Reflection on Data Challenges
31 Jul 2015I’ve done 3 data challenges for Data Science/Analyst positions in the past few weeks. Below are a few things I’ve learned from experience; I hope they can be of help to others who are starting the data science interview process:
- Start early. Even if the main task/prompt doesn’t seem that challenging, reading in the file and cleaning up the data may take a long time, especially if the format is unfamiliar or the file size is large.
- Code matters… This may be kind of obvious, but you’re being judged on the quality of your code as well as the depth/originality of your analysis. This means - comments where necessary, watch the number of temp variables (piping ftw), wrap frequently used commands into functions, be aware of efficiency…etc. Even though the code that you write won’t be reused, it’s still important to write it as if it were going to be. Plus, clean code helps with debugging.

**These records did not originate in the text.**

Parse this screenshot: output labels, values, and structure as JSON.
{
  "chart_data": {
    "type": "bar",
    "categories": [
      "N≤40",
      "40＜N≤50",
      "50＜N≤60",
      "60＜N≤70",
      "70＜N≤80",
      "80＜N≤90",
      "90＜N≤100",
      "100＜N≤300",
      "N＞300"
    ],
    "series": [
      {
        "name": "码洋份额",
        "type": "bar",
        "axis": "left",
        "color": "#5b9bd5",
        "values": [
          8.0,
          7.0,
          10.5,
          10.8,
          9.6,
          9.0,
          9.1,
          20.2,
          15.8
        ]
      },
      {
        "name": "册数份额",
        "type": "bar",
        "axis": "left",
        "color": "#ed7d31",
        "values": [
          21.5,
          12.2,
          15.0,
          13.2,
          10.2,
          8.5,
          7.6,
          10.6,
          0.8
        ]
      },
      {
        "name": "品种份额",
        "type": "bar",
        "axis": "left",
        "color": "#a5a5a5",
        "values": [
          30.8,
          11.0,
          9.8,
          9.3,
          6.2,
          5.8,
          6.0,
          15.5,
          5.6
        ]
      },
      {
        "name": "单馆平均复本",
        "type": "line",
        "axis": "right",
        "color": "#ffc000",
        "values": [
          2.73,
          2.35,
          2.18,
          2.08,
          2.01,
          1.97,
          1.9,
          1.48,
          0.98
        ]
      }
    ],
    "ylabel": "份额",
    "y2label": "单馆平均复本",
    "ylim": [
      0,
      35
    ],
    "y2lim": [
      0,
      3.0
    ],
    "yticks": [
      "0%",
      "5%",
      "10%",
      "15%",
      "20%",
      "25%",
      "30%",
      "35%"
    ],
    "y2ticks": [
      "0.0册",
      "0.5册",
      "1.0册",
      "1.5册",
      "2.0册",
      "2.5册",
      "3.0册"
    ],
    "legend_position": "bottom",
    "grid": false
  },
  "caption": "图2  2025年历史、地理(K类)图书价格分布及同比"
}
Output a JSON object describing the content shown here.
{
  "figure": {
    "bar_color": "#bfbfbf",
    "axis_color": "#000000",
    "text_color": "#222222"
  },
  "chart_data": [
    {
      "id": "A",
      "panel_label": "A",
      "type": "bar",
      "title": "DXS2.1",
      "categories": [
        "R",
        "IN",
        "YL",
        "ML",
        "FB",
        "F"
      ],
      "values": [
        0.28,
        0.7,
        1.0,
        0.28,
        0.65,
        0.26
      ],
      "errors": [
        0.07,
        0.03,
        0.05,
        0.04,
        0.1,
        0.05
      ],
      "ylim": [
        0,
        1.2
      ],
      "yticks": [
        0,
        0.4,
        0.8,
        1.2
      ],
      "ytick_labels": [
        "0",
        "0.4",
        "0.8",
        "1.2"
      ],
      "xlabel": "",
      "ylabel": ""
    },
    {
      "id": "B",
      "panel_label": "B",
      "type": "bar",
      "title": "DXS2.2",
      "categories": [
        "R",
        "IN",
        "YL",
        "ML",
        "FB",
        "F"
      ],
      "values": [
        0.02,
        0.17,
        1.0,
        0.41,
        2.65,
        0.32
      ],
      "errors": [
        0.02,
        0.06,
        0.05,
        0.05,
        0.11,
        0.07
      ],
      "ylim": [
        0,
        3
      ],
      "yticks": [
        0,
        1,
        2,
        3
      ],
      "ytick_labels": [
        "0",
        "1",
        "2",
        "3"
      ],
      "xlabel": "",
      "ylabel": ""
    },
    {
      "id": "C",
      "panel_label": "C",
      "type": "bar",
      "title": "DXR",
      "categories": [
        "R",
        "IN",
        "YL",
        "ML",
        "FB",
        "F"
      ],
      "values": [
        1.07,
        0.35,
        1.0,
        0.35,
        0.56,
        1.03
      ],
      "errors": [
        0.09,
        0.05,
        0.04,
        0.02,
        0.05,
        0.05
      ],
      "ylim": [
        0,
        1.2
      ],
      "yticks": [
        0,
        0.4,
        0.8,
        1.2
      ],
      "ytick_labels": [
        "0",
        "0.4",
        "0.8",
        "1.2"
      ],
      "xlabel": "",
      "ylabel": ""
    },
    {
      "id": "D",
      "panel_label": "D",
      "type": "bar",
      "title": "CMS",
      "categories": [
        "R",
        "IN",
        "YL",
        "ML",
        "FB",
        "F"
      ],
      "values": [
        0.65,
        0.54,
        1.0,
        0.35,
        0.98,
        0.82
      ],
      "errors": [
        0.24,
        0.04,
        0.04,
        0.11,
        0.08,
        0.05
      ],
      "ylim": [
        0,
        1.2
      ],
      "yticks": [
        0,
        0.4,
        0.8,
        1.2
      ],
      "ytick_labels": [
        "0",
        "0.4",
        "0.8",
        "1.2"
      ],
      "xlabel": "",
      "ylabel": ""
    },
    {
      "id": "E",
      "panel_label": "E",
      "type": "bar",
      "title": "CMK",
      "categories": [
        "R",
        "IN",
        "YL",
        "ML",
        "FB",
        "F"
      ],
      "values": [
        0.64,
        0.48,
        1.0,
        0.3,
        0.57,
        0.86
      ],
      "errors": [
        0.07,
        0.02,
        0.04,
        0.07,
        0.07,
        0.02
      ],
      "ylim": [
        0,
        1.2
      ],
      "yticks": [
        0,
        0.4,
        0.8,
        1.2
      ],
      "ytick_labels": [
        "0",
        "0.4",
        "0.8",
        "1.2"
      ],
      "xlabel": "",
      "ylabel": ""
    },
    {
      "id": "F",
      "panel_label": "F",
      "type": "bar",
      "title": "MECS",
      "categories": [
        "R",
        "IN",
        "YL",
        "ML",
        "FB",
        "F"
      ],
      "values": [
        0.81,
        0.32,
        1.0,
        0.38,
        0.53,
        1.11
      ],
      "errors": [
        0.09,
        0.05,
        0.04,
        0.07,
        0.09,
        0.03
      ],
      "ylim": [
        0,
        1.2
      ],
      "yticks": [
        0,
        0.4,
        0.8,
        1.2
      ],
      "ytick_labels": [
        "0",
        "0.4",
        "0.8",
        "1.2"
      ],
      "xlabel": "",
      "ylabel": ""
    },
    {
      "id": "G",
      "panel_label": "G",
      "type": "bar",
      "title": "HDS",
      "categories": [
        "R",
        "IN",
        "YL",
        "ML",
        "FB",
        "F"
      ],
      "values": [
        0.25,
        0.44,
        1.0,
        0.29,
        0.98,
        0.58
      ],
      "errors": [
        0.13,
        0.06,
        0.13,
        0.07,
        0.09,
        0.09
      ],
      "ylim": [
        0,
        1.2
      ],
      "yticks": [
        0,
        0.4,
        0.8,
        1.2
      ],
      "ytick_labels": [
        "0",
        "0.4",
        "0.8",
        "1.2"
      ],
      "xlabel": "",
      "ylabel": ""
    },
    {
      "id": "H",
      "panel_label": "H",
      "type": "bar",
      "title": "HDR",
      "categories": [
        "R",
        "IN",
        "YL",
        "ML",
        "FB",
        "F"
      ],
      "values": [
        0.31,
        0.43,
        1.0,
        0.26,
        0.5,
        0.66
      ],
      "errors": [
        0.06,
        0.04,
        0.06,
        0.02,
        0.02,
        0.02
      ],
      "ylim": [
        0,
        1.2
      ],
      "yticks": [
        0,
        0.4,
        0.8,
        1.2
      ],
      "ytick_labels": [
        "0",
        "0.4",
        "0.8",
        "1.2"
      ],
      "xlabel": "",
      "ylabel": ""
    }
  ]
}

- …and so does the presentation. Again, might be obvious. I do data cleanup/processing in Python, and then analysis with R in RStudio (I had used RGUI for the longest time but finally made the switch to RStudio…it’s so much better). I use knitr to turn my R code into a report.
- Have a plan/timeline. For me, I sometimes get overexcited about certain packages or concepts that I encounter along the way, but really do not have much to do with the challenge itself, so I have to remind myself not to get sidetracked. Additionally, I sometimes focus so intensely on one part of the assignment, testing different ways I could have tackled the problem or making sure the presentation details are perfect, and that I spend way longer on it than I should, leaving little time for the questions at the end. You will generally be given about a week for the assignment, and although that seems like a lot, you still have to be disciplined and treat it like a timed assignment.
- Test functions. Unit tests are pretty important to writing quality, bug-free code. Developers know this, but I don’t think this is really stressed for data scientists. Doing so does take extra time, and your potential employer won’t see the effort you put into building your test suite, but it ensures the accuracy of your analysis. A naive analysis is better than getting the wrong results.
Overall, I think practicing and learning from mistakes is the best way to get better. I wasn’t able to clear those data challenge rounds, so I spent the last few weeks trying to improve. I recently redid one of the data challenges I sent in about a month ago and the differences in terms of accuracy, quality/efficiency, and readability between the one I submitted and the redo were startling.